Opinion
No. 1279
06-25-2015
JOSE D. SALVADOR v. STATE OF MARYLAND
UNREPORTED Zarnoch, Leahy, Rodowsky, Lawrence F. (Retired, Specially Assigned), JJ. Opinion by Rodowsky, J. *This is an unreported opinion, and it may not be cited in any paper, brief, motion, or other document filed in this Court or any other Maryland Court as either precedent within the rule of stare decisis or as persuasive authority. Md. Rule 1-104.
The appellant, Jose D. Salvador, was charged with three counts each of (1) sexual abuse of a minor, (2) third degree sexual offense, (3) fourth degree sexual offense, and (4) second degree assault. On May 20, 2014, the appellant was convicted by a jury on all counts in the Circuit Court for Prince George's County. On July 3, 2014, the court imposed an aggregate sentence of nine years incarceration. The appellant presents a single issue on appeal, which we have rephrased slightly as follows:
The trial court granted appellant's motion for judgment of acquittal as to a single count of second degree rape.
Did the trial court err in allowing the victim's older sister to give hearsay testimony regarding the content of text messages she had seen on the victim's phone?

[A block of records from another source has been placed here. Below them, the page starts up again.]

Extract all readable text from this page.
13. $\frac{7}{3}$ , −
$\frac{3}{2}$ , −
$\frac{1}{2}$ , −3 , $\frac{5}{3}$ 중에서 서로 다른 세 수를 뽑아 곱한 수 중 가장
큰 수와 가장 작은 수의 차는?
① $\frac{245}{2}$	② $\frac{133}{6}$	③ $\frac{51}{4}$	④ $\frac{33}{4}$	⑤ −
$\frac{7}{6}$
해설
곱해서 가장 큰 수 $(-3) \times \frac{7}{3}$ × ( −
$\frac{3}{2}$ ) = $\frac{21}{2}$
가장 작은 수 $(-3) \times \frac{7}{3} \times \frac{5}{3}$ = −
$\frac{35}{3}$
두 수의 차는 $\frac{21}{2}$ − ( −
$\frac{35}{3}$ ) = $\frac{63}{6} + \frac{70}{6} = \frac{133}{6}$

We shall affirm for the reasons set forth below.
Facts and Proceedings
The appellant's convictions relate to sexual interactions which took place in May 2013 between him, then age forty-four, and his cousin's minor daughter, "G.B.," then age thirteen. At the outset of trial, defense counsel orally moved in limine with respect to the anticipated testimony of G.B.'s older sister, M.B., whom the State intended to call as a witness. M.B., as well as a second older sister, E.B., had seen certain text messages on G.B.'s cell phone. The content of those messages prompted them to confront G.B. with questions regarding what the appellant had done to her. The defense's motion sought to preclude the State from eliciting testimony of the content of those text messages on the theory that such testimony was inadmissible hearsay.
"[DEFENSE COUNSEL]: ... I have a motion in limine, Your Honor. I anticipate there being testimony from one State witness named [E.B.], regarding some alleged text messages that she saw on the complaining witness's cell phone, regarding the texts allegedly between the victim and the victim's boyfriend regarding what the [appellant], had allegedly done to her.(Emphasis added).
In reply, the State proffered that it would limit its direct examination to what M.B. did in response to seeing the text messages, and would not inquire into the content of the text messages themselves.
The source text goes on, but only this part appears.